Jeanette Manfra, chef de lq cybersecurité au Département de la sécurité intérieur des Etats-Unis Copyright de l’image Getty Images
Image caption Jeanette Manfra, chef de lq cybersecurité au Département de la sécurité intérieur des Etats-Unis

Washington accuse officiellement Pyongyang d'être à l'origine de "Wannacry".

La cyberattaque avait touché des dizaines de pays à travers le monde.

Mais la Corée du Nord a toujours démenti être à l'origine de cette attaque.

En mai dernier, Wannacry avait paralysé temporairement les services de santé britanniques.

Elle avait aussi touché des usines du constructeur automobile français Renault, la compagnie téléphonique espagnole Telefonica ou encore la compagnie américaine de distribution des colis FedEx.

Mais qui étaient réellement derrière le clavier ? Pour les Américains, il ne fait aucun doute : ce sont les Nord-coréens.

Même si les soupçons sont portés sur Pyongyang depuis des mois, ce n'est que ce lundi que la Maison blanche attribue publiquement la cyberattaque massive à la Corée du Nord.

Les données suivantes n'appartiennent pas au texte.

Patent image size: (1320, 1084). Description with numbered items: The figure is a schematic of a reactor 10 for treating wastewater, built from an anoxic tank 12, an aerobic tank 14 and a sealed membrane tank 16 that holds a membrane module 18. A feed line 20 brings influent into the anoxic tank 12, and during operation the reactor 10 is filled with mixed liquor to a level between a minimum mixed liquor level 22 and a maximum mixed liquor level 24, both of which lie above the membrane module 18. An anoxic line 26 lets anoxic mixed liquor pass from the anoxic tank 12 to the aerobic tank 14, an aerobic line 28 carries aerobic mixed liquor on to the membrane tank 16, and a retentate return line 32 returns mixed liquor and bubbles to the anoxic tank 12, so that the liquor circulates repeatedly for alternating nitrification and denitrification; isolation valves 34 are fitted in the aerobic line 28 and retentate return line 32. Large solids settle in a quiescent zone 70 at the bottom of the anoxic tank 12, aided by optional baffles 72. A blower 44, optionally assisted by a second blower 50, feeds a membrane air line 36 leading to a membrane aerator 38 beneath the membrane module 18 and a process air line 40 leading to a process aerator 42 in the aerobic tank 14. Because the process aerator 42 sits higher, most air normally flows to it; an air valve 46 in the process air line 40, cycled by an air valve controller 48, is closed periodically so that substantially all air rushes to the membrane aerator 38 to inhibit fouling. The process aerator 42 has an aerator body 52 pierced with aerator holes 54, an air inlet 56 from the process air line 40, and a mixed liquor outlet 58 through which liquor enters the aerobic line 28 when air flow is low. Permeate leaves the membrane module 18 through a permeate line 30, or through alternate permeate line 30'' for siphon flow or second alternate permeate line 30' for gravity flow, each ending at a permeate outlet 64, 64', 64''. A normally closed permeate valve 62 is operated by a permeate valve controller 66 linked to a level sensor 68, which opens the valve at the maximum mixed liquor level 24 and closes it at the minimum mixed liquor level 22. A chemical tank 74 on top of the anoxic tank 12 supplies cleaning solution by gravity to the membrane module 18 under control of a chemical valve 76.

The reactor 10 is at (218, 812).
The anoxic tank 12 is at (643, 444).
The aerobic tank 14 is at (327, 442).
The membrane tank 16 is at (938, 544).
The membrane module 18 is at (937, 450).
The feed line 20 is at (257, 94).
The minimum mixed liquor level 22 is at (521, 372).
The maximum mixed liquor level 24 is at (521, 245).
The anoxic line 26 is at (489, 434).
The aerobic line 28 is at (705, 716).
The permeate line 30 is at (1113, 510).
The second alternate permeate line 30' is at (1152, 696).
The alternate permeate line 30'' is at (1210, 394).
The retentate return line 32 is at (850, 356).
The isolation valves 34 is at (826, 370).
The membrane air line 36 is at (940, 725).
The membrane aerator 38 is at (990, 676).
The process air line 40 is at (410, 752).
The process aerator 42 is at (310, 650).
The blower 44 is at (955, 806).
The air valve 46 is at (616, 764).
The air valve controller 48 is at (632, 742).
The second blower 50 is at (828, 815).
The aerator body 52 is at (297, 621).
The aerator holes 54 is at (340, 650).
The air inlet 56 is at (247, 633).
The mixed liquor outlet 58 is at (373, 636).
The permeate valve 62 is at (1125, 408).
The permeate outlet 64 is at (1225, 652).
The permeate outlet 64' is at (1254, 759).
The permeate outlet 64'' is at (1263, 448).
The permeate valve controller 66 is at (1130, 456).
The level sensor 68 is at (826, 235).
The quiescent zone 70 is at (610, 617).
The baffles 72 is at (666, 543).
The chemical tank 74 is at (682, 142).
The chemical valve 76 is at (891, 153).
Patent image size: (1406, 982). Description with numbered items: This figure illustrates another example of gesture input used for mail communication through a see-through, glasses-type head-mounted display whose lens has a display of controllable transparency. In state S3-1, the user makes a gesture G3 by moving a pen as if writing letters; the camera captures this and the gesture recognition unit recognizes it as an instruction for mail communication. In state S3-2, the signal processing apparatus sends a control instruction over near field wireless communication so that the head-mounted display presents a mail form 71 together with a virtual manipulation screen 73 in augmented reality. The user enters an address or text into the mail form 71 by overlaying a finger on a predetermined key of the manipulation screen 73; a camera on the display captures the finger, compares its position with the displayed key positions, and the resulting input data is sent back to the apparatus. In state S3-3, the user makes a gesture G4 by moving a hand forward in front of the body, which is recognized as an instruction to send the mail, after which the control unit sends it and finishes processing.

Mais Pyongyang a toujours nié toute responsabilité, qualifiant cette allégation de "tentative malveillante" pour renforcer les sanctions internationales à son encontre.

Pour autant, l'exécutif américain n'a à ce stade annoncé aucune mesure de rétorsion.

Il a reconnu qu'il n'y avait "pas beaucoup de marge" pour appliquer une pression supplémentaire sur le régime nord-coréen, déjà sous le coup de nombreuses sanctions.